– А ну чего там. На глупого удача, – отмахнулся Петра, еще не отошедший от пьяной езды: сидит за столом, распустив живот и распялив на столешне локти, а будто все еще потряхивает вожжами, и его всего куда-то несет, не-се-ет, и в голове круженье-круженье.
– Уж не скажи, Петра Афанасьич, на гоньбе он хорош, – еще кто-то пристал к разговору, и остальные прислушались, навострили уши.
– А ну, на глупого удача, – снова отмахнулся Петра, еще хмельно улыбаясь, но зеленые глаза – будто копья под тяжелыми коричневыми веками. – У Тимы водовозная кляча, вот что у Тимы. У меня...
– У вас, Петра Афанасьич, не в сравненье будь...
– У меня вороной-то... Шея лебединая, пробежка – что у доброй молодушки, а ногами как начнет крендели писать. Бог ты мой-ой.
– У вас уж особь статья. До Хвалынского морю такого нету, а почитай и дале, – утешал кто-то, боясь Петриного гнева. Ведь разнесет все, если что не по его уму.
– А вы у Тимы... Морды поганые, вам бы щи лаптями хлебать.
Заорал, выскочил из-за стола, выбежал вон. Вскоре послышался перестук копыт, дверь распахнулась, сначала и не поняли гости, что к чему: в дверях показался хозяин, в поводу вороной жеребец, храпит, пена на бархатных губах, прядет острыми ушами и глаза розовые от испуга.
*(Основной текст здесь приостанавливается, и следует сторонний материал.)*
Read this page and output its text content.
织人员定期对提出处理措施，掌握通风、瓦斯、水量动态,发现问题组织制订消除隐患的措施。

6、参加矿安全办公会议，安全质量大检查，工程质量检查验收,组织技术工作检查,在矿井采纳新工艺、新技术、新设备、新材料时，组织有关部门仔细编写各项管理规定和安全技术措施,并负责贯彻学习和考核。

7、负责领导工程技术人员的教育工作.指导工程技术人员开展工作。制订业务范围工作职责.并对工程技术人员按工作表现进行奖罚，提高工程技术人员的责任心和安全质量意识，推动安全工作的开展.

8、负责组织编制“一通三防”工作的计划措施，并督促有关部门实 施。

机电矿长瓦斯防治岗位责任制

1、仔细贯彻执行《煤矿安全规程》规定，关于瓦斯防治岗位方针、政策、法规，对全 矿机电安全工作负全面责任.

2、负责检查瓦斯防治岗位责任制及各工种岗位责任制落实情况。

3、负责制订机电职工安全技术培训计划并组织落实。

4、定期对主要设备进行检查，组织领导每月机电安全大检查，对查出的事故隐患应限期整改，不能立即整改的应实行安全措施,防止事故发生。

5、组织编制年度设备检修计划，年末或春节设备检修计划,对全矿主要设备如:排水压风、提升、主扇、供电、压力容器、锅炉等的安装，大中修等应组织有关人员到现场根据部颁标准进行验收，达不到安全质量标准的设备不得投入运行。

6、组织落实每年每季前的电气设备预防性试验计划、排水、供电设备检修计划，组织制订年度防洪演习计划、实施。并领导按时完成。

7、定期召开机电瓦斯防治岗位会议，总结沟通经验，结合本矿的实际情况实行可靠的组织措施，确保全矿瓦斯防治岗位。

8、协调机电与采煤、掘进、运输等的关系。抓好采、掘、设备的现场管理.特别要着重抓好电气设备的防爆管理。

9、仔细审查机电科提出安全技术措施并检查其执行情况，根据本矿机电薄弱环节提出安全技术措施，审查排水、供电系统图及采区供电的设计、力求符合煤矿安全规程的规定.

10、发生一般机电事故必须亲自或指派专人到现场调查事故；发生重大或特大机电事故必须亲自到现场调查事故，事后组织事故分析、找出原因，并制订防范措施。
Завел в избу, развернул задом, хвост вороному задрал: жеребец мелко дрожал крупом и косил бешеным глазом.
– Глядите, сколь вы хороши, – гулко хлопнул тяжелой ладонью по сытому крупу.
И кто-то из гостей в порыве любезных чувств поднялся с оловянным стакашком и гаркнул на все застолье: «Батюшко, Петра Афанасьич, за жеребчика!..»
Пузатый ведерный самовар исходил паром и сиял медным надраенным боком, Манька сидела подле, разливая по чашкам чай, а веснушчатый сын егозил на коленях, все хватался ручонками за мамкину грудь, когда вороной вздрогнул и наддал задними копытами в столешню. Кипящий самовар опрокинулся, и страшно закричали Манька и ее веснушчатый сын.
Петрин внук умер ночью. А Дорогая Гора не спала, крутилась колесом по ней масленая неделя. И так будет гудеть деревня до чистого понедельника, и вдруг очнется, замолкнет, и станет так тихо кругом, словно вымерли все разом, и тогда, покаявшись и настроив себя молитвой на долгий великий пост, вспомнят и Петриного веснушчатого внука и скажут: «Бог дал, Бог и взял».
Три дня не больно долгий срок, а Доньке кажется, что отца целую вечность нет дома. Перед тем как уходить ему на зимнебережный Устьинский промысел, навестил Петра Чикин.
Евстолья не знала, как себя повести да как отцу родному угодить, – ведь первый раз у зятя в гостях; раньше только обещался, а все не бывал, все не бывал, словно обиду на сердце копил. Утиральником скамейку в переднем углу под образами обмахнула, и хотя по весне уже без света жили, с открытыми ставенками, но восковую свечу воткнула в тяжелый шандал и поставила посередке стола. А Петра будто и не видел дочерних хлопот, открыто переживал за сваренного кипятком внука, но мимо его взгляда не прошло, что Евстолья тяжелой стала, ходит утицей и с лица порыжела, – значит, слава Богу, живут ладом, раз наследника ждут; да и Калина тоже вроде бы рад гостю, от самого порога встретил и шубу помог скинуть.